Of all the many musicals Fred Astaire was in, the very best for my money is one of his last; he appeared in only four others afterward. And it’s among the most delightful, witty and charming in the genre’s history—Vincente Minnelli’s comic 1953 ode to show biz, THE BAND WAGON (available on DVD). The title is a tip of the hat to one of Astaire’s first successes, the 1931 Broadway show he did with his sister Adele; but only the name was borrowed since the movie is a totally new creation conceived and written by that hip and unpretentious, brilliantly inventive team of musical comedy wizards, Betty Comden and Adolph Green (Singin’ in the Rain, On the Town, Bells Are Ringing, etc.).
The premise alone played so cleverly into Astaire’s image at the time: A movie-star hoofer is washed up in pictures and thus comes to New York to give Broadway a shot at revitalizing his career. The purposely exaggerated biographical context continues by having Nanette Fabray and Oscar Levant play (with great verve) a most likable pair of musical book-writers modeled, naturally, on Ms. Comden and Mr.
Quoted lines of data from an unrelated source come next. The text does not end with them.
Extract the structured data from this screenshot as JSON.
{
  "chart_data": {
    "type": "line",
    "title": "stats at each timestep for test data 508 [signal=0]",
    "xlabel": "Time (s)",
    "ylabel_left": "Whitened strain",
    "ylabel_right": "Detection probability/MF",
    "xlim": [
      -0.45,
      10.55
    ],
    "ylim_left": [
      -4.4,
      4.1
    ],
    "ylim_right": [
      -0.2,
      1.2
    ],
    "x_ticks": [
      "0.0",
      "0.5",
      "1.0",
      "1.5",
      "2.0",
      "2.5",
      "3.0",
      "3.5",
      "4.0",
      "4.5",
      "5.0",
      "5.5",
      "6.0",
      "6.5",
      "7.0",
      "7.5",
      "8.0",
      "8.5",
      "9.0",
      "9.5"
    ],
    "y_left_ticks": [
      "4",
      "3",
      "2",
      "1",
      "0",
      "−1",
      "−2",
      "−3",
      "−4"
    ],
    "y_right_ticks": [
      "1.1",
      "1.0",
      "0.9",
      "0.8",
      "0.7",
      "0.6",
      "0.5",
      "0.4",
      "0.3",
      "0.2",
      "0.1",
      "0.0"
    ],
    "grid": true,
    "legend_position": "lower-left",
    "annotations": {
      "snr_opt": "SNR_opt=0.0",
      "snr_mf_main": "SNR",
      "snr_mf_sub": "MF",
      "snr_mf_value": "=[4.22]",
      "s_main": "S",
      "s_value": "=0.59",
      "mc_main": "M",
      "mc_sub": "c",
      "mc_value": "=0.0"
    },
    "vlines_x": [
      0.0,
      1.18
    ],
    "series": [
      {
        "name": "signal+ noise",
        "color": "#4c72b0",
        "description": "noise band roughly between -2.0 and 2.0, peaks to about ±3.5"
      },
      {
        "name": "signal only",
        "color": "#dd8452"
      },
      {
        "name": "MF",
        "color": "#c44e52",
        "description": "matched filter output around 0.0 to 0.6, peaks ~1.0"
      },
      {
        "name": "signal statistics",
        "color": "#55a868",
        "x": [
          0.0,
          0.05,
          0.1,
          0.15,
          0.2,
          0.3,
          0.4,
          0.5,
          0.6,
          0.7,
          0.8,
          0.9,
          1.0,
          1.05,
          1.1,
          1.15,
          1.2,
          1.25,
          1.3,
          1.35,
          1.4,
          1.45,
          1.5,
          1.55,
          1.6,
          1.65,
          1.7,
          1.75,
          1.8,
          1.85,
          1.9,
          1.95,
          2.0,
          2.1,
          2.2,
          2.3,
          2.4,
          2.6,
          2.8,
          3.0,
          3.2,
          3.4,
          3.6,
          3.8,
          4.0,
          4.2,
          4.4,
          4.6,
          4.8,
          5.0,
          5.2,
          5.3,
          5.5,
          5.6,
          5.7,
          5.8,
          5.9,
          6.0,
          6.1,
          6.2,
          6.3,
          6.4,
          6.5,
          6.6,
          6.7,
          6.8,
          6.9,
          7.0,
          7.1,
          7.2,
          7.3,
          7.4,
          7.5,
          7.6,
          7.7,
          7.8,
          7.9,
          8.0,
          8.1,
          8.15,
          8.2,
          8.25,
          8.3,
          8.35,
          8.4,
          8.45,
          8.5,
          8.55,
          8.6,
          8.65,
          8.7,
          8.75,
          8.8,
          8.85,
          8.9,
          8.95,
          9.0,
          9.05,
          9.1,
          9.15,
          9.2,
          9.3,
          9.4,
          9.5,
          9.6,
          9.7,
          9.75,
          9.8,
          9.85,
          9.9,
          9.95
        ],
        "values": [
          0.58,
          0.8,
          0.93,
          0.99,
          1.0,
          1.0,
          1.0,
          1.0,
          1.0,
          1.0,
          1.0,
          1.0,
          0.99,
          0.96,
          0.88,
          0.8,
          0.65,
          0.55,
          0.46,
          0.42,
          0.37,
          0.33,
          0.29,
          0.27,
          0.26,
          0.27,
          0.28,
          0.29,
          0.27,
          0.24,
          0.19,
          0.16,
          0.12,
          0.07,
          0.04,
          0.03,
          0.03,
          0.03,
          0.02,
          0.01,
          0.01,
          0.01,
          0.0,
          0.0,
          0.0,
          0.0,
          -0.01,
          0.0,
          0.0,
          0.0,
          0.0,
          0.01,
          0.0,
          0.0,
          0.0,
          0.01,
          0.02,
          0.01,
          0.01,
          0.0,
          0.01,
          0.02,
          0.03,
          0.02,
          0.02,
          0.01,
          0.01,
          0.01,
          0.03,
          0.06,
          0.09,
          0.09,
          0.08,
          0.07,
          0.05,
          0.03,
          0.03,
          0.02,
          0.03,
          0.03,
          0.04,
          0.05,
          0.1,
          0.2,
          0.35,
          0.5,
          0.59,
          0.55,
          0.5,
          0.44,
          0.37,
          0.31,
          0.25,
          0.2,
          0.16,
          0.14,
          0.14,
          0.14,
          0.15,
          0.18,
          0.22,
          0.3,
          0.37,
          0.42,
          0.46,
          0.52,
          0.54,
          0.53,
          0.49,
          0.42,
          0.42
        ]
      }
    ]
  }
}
Green themselves.
All this gives the film a persuasive sense of reality that reverberates throughout and makes everything feel true: The snob rivalry between Hollywood star and Broadway dance diva (Cyd Charisse at her long-legged best) inevitably developing into romance through an intoxicating pas de deux in Central Park at night (yes, at night, this being nearly 60 years ago) to the lush strains of the original “Dancing in the Dark” (not the Bruce Springsteen rock hit).
Or there’s the good-humored parody of an Orson Wellesian genius director-producer-star of classical drama condescending to take a portentous (and hilariously pretentious) stab at doing a musical. This role is played by one of the most popular stars of British stage and screen musicals, Jack Buchanan, who unfortunately was little seen in American movies, with the one glorious earlier exception of Ernst Lubitsch’s innovative 1930 musical comedy masterwork, Monte Carlo, co-starring Jeanette MacDonald (also available on DVD). Since Buchanan died only four years after The Band Wagon, it serves as his memorably ingratiating swan’s song.
The picture gets off to a quick start (and never really flags for a moment) with two fabulous Astaire solo numbers: First, he arrives at Grand Central, where the press is waiting to welcome not him, as it turns out, but Ava Gardner (who does a cameo as herself, looking incredible), and so Fred walks sadly along the deserted platform singing, “I’ll go my way/ By Myself,” just one of a dozen warmly familiar standards by Howard Dietz and Arthur Schwartz; next, he’s strolling along 42nd Street and decides to cheer himself up by getting a shoeshine, which leads to a smashing song-and-dance routine because, “When there’s A Shine on Your Shoes/ There’s a melody in your heart.” If you’re not hooked by then, just forget musicals.
The dances are all choreographed by the sublimely boisterous Michael Kidd, with a climactic satirical “Girl Hunt” ballet that both imitates and kids the Gene Kelly musicals of the period and at the same time spoofs the then-popular raunchy Mickey Spillane detective sagas, with Fred’s voice narrating in mock tough-guy style. Along the way, there are such show-stoppers as Astaire, Buchanan and Fabray dressed as terrible infants singing “Triplets”; Astaire cheering up a depressed cast party with “I Love Luisa”; and, of course, Fred, Jack, Oscar and Nanette doing the rollicking, inspired show-biz anthem, “That’s Entertainment!” Minnelli keeps it all going with infectious energy and grace in what is, I think, along with An American in Paris (1951 Oscar-winner for Best Picture), his finest musical, and therefore certainly high among the best and most entertaining ever made.